I put on my blazer and headed toward the door. “Fine by me.”
 
Martin took me to the most elegant restaurant in town, Fratelli and Sons. I was shocked when they gave us a table without a reservation. I guess the Hammonton name still held a little clout. Once the waiter took our orders, Martin wasted no time getting into my business.
“So what's your real name?”
I almost choked on my cognac. “What do you mean by that?”
“You know good and damn well your name isn't Lourdes. Sounds like something you made up, probably in law school.”

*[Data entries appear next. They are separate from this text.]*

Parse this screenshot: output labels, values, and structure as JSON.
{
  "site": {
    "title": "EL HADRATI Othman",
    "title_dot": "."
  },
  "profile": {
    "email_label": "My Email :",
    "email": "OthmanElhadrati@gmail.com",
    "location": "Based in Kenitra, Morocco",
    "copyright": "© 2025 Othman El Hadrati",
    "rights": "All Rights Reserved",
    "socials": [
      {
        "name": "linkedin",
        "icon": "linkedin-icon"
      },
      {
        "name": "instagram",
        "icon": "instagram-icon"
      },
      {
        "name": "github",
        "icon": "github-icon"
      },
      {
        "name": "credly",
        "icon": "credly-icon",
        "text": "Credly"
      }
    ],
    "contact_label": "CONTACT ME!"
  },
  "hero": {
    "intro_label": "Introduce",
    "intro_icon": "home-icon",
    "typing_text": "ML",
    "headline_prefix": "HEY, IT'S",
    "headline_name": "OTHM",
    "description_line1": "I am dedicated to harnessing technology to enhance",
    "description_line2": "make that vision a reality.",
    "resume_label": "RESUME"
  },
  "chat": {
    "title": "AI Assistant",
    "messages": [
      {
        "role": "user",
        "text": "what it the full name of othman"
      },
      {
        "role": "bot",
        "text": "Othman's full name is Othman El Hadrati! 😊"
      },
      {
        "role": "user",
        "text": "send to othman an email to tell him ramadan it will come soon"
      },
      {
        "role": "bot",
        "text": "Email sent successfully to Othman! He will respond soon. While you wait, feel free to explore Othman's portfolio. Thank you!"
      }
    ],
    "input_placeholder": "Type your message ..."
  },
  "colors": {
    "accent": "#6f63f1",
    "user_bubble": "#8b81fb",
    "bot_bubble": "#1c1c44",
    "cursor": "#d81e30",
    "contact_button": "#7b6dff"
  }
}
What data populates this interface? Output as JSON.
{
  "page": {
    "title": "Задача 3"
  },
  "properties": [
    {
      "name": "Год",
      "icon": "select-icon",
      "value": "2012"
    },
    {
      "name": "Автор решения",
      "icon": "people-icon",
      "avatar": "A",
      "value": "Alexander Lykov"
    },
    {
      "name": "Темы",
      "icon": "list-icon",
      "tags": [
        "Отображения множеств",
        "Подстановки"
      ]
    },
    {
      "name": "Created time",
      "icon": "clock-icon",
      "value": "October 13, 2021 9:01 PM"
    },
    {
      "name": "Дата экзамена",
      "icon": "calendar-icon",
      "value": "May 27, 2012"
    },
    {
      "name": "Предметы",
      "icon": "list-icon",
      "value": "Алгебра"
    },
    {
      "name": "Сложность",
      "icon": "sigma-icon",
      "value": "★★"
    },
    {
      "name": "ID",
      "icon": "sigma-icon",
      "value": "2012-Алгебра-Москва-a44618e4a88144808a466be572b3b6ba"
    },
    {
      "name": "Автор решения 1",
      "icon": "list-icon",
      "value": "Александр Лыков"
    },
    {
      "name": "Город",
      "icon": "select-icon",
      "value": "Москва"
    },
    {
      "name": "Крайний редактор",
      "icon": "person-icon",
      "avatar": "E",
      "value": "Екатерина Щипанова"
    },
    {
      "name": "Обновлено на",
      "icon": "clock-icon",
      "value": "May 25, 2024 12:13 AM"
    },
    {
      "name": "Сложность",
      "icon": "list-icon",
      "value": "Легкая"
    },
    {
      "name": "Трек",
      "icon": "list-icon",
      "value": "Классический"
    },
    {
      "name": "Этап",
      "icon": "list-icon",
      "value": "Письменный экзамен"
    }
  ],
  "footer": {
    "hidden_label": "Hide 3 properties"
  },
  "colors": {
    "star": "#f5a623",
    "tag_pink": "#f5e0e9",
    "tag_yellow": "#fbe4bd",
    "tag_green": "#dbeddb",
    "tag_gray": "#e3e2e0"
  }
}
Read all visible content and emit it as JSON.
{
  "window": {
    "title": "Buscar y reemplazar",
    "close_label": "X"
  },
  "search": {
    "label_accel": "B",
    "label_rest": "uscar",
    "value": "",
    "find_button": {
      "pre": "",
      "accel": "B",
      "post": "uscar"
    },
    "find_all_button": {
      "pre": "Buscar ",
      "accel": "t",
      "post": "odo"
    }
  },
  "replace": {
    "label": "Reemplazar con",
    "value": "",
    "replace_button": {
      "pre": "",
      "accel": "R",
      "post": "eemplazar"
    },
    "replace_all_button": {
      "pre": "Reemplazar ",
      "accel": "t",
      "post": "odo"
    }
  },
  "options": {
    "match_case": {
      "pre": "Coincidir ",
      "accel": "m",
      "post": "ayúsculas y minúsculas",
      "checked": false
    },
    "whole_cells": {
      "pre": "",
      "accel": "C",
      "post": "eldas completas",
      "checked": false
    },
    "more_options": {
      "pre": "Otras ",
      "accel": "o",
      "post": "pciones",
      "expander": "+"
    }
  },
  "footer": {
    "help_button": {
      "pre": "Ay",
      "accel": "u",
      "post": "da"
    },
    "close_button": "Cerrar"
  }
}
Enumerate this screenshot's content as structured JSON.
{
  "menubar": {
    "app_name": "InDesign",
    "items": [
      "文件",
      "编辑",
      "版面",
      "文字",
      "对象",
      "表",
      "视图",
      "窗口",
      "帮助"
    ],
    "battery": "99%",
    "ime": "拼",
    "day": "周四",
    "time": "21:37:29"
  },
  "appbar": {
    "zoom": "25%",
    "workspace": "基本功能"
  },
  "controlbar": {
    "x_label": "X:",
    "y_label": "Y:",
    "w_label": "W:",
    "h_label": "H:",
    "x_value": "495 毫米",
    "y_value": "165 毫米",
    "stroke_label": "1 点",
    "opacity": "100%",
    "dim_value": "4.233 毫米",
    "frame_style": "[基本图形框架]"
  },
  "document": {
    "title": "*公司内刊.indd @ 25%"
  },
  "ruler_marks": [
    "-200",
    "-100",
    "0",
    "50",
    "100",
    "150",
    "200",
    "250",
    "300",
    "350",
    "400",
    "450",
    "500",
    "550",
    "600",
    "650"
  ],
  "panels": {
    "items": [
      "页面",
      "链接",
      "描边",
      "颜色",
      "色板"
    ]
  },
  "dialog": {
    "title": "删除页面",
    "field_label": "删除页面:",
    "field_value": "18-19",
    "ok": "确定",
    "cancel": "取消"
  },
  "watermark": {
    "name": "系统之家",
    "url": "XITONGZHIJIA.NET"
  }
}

He grinned at me and I wanted to puke. Not because he wasn't attractive, because he was. Six-foot-two with caramel, smooth-as-a-baby's-ass skin, long curly eyelashes, and a cinematic
smile. I wanted to puke because he read my ass like a book. Until I started Harvard Law, my name was Shanika Brown. I didn't think the name sounded professional so I legally changed it.
I tried to change the subject. “You're so damn arrogant.”
“And you're so damn pretty.”
I almost choked again. He was up to something and I didn't like it. The next sentence out of his mouth proved me right.
“Let's play a game, Lourdes.”
I chuckled. “What type of game?”
“I intimidate you, don't I?” he asked confidently.
“Intimidate?” I adjusted the napkin in my lap and took another sip of my cognac. “Nothing and nobody ever intimidates me. I know I'm the shit, I've always been the shit, and I'm always going to be the shit.”
He threw his head back in laughter. “Your conceit is somewhat attractive.”